Let $p$ and $q$ be prime numbers such that $2^p$$-1$ is a multiple of $q$. Prove that $q>p$.
I began by noticing that the equation $2^p$$-1$ can be modified to fit Fermat's Little Theorem. I am pretty sure that this is when $a^{p-1}≡1($mod$p)$.
However, I am stuck here. I have no idea how to progress and solve this question. The only thing I can do is that $2^p$≡$1$ mod$q$.
If anyone can help me solve this question. I would appreciate it. Thank you very much!
We can use Fermat's Little Theorem to say that $a^{q-1} \equiv 1 \pmod q$. Now since $q$ is a prime that divides $2^p-1$, we can set $a$ equal to $2$ to obtain $2^{q-1} \equiv 1 \pmod q$.
Now I claim that the order of 2 modulo $q$ is the smallest positive integer $d$ such that $2^d \equiv 1 \pmod q$. And since $2^p \equiv 1 \pmod q$, we know that d divides p.

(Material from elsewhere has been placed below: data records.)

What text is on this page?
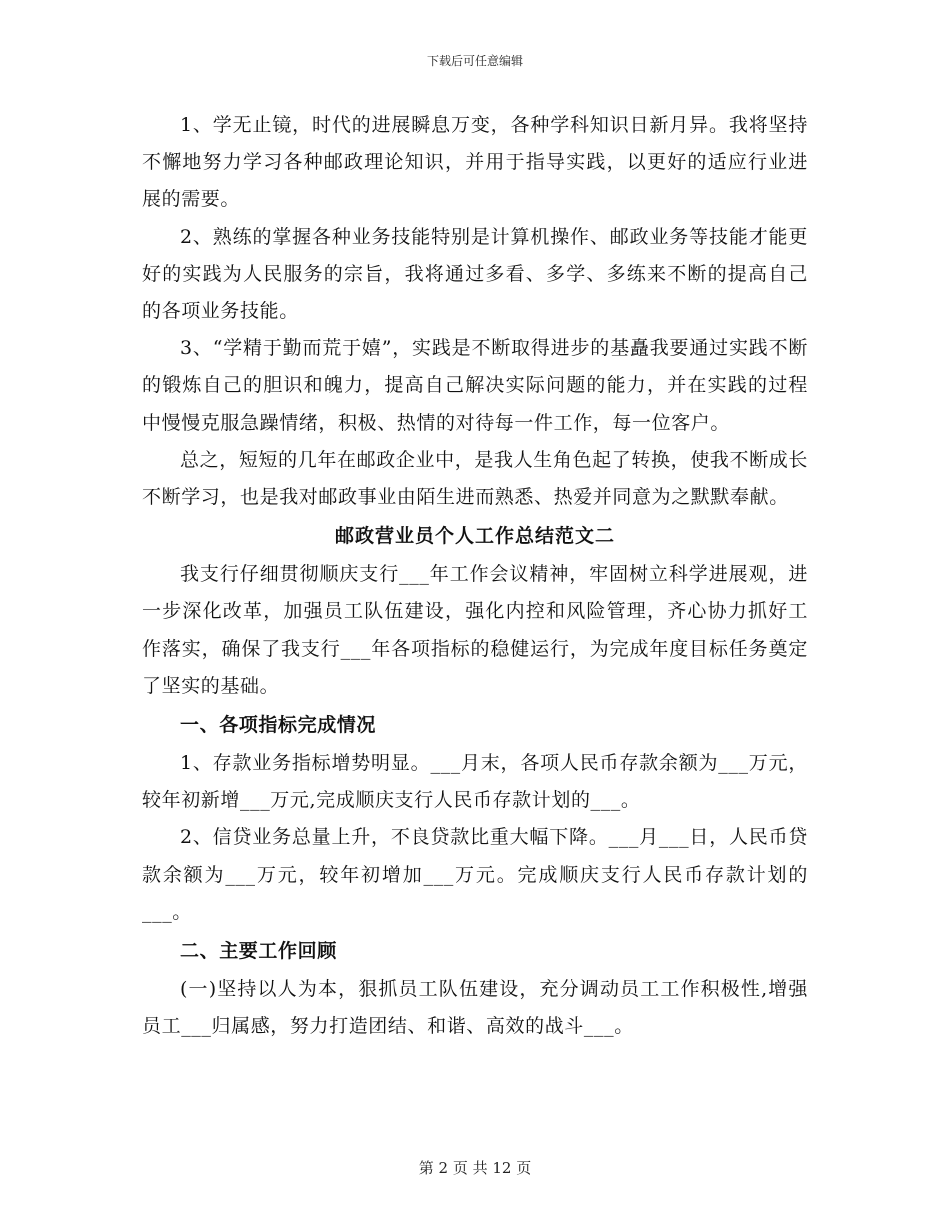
下载后可任意编辑

1、学无止镜，时代的进展瞬息万变，各种学科知识日新月异。我将坚持不懈地努力学习各种邮政理论知识，并用于指导实践，以更好的适应行业进展的需要。

2、熟练的掌握各种业务技能特别是计算机操作、邮政业务等技能才能更好的实践为人民服务的宗旨，我将通过多看、多学、多练来不断的提高自己的各项业务技能。

3、“学精于勤而荒于嬉”，实践是不断取得进步的基矗我要通过实践不断的锻炼自己的胆识和魄力，提高自己解决实际问题的能力，并在实践的过程中慢慢克服急躁情绪，积极、热情的对待每一件工作，每一位客户。

总之，短短的几年在邮政企业中，是我人生角色起了转换，使我不断成长不断学习，也是我对邮政事业由陌生进而熟悉、热爱并同意为之默默奉献。

邮政营业员个人工作总结范文二

我支行仔细贯彻顺庆支行___年工作会议精神，牢固树立科学进展观，进一步深化改革，加强员工队伍建设，强化内控和风险管理，齐心协力抓好工作落实，确保了我支行___年各项指标的稳健运行，为完成年度目标任务奠定了坚实的基础。

一、各项指标完成情况

1、存款业务指标增势明显。___月末，各项人民币存款余额为___万元，较年初新增___万元,完成顺庆支行人民币存款计划的___。

2、信贷业务总量上升，不良贷款比重大幅下降。___月___日，人民币贷款余额为___万元，较年初增加___万元。完成顺庆支行人民币存款计划的___。

二、主要工作回顾

(一)坚持以人为本，狠抓员工队伍建设，充分调动员工工作积极性,增强员工___归属感，努力打造团结、和谐、高效的战斗___。

第 2 页 共 12 页
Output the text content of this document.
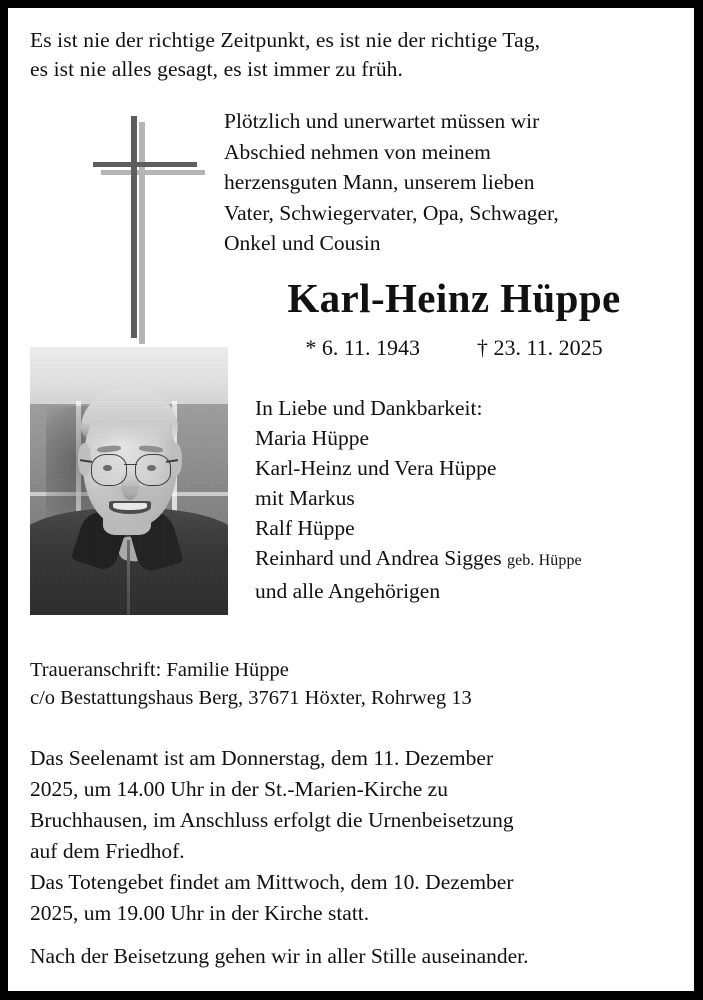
Es ist nie der richtige Zeitpunkt, es ist nie der richtige Tag,
es ist nie alles gesagt, es ist immer zu früh.
Plötzlich und unerwartet müssen wir
Abschied nehmen von meinem
herzensguten Mann, unserem lieben
Vater, Schwiegervater, Opa, Schwager,
Onkel und Cousin
Karl-Heinz Hüppe
* 6. 11. 1943	† 23. 11. 2025
In Liebe und Dankbarkeit:
Maria Hüppe
Karl-Heinz und Vera Hüppe
mit Markus
Ralf Hüppe
Reinhard und Andrea Sigges geb. Hüppe
und alle Angehörigen
Traueranschrift: Familie Hüppe
c/o Bestattungshaus Berg, 37671 Höxter, Rohrweg 13

Das Seelenamt ist am Donnerstag, dem 11. Dezember
2025, um 14.00 Uhr in der St.-Marien-Kirche zu
Bruchhausen, im Anschluss erfolgt die Urnenbeisetzung
auf dem Friedhof.

Das Totengebet findet am Mittwoch, dem 10. Dezember
2025, um 19.00 Uhr in der Kirche statt.

Nach der Beisetzung gehen wir in aller Stille auseinander.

Moreover, since $2^{q-1} \equiv 1 \pmod q$, we know that the order $d$ also divides $q-1$.
Okay, so now let's consider the two cases for $d$. Either $d=p$ or $d < p$.
If $d=p$, then $p$ divides $q-1$. And since $p$ is a prime that divides $q-1$, and $q-1<q$, this implies that $q>p$.
But if $d < p$, then $d$ is a divisor of $p$. Since $p$ is prime, this means that $d=1$. Notice now that this gives us the statement $2^1 \equiv 1 \pmod q$, which is NOT TRUE. By way of contradiction, this means that $d=p$. And then $d=p \implies p \leq q-1 \implies p < q$, so we're done.